Edges are found in the places that are the battlegrounds between buyers and sellers. Your task as a trader is to find those places and wait to see who wins and loses.
Trading edges exist because of divergences in market perceptions and realities that result from cognitive biases because simply Market players are not rational.
Biases provide trading opportunities in a theoretical sense.
Support and resistance results from market behavior, which in turn is caused by three cognitive biases: anchoring, recency bias, and the disposition effect.
Anchoring -the tendency to base price perceptions on readily available information.

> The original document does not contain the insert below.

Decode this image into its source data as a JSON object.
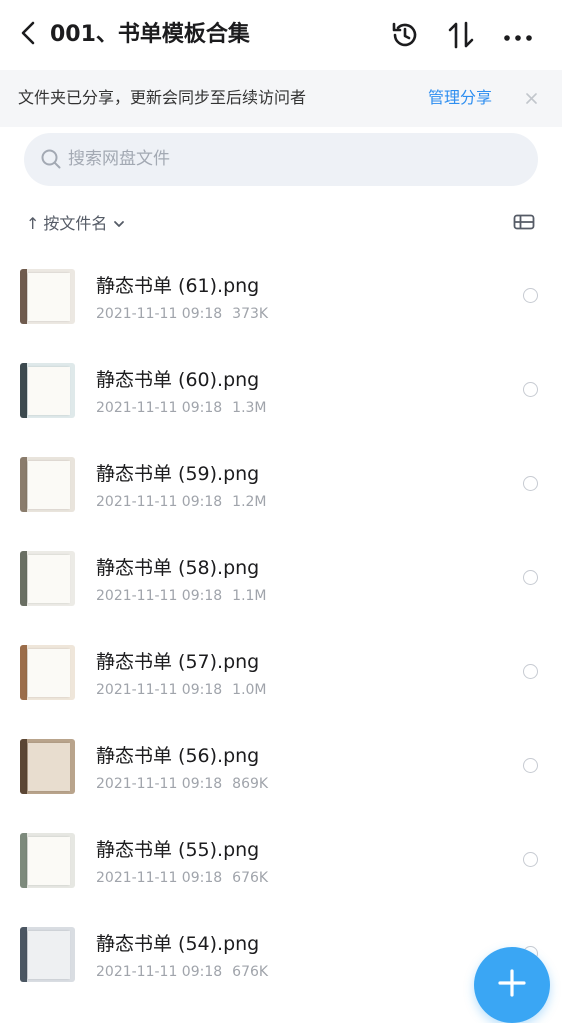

In Figure 6-1, under the label “Support 1,” a low price of about $1.13 becomes a new anchor shortly after that price is made and certainly after the price climbs to $1.20 over the next several days. It is the low point on the chart that will stand out for short-term day traders and longer-term position traders alike. As the price descends back to the range of $1.15, over the days after the high at about $1.23, traders continue to think in terms of the previous but still
recent $1.13 low. At $1.15 they will judge the price as low but not too low on the basis of a comparison with that anchor price at $1.13.
Dispositional Effect- the tendency for traders to want to lock in profits rather than let winning trades get larger.
The source of the edge for trend followers is the gap in human perception at the time when support and resistance breaks down. At those times, people hold on to previous beliefs for too long and the market does not move quickly enough to reflect the new reality.
That is why there is a statistically significant tendency for the markets to move further when support and resistance breaks down than at other times.
In the case above, there are no new buyers at the prices below the initial resistance at the end of the “Support 1” line. If you wanted to buy heating oil and the price was dropping below $2.05, why would you buy there? You wouldn’t; you would wait until the price had stopped dropping. Why buy now if the price is dropping? Yet as the price continues to drop, even more people who need to sell will panic, sending the price lower and lower. This will continue until the selling exhausts itself and some of those who wish to buy start to believe that the price will not drop further.
The Turtles saw this happen time and time again. Sometimes we were initiating positions, and during those times we were happy with the subsequent price movements. Sometimes we were exiting positions, and at those times we were among those trying to exit our profitable positions as we saw the support break down.
Shaky Ground
The prices near the edges of support and resistance represent what I call points of price instability. They represent places where prices are unlikely to remain but are more likely to move higher or lower.
That is why I use the word unstable to describe those points. There is too much pressure at
those points. One side or the other will win the battle of psychological warfare, and as the exhausted side gives up, the price will move up or down. It generally will not stay where it was. Points of price instability represent good trading opportunities.
It is easiest to tell who will win a battle when it is nearly over. It is also easiest to tell whether the buyer or seller will win the psychological battle of support and resistance after they’ve engaged
and you can see the price either continuing to break out through that support or resistance or clearly bouncing off of it.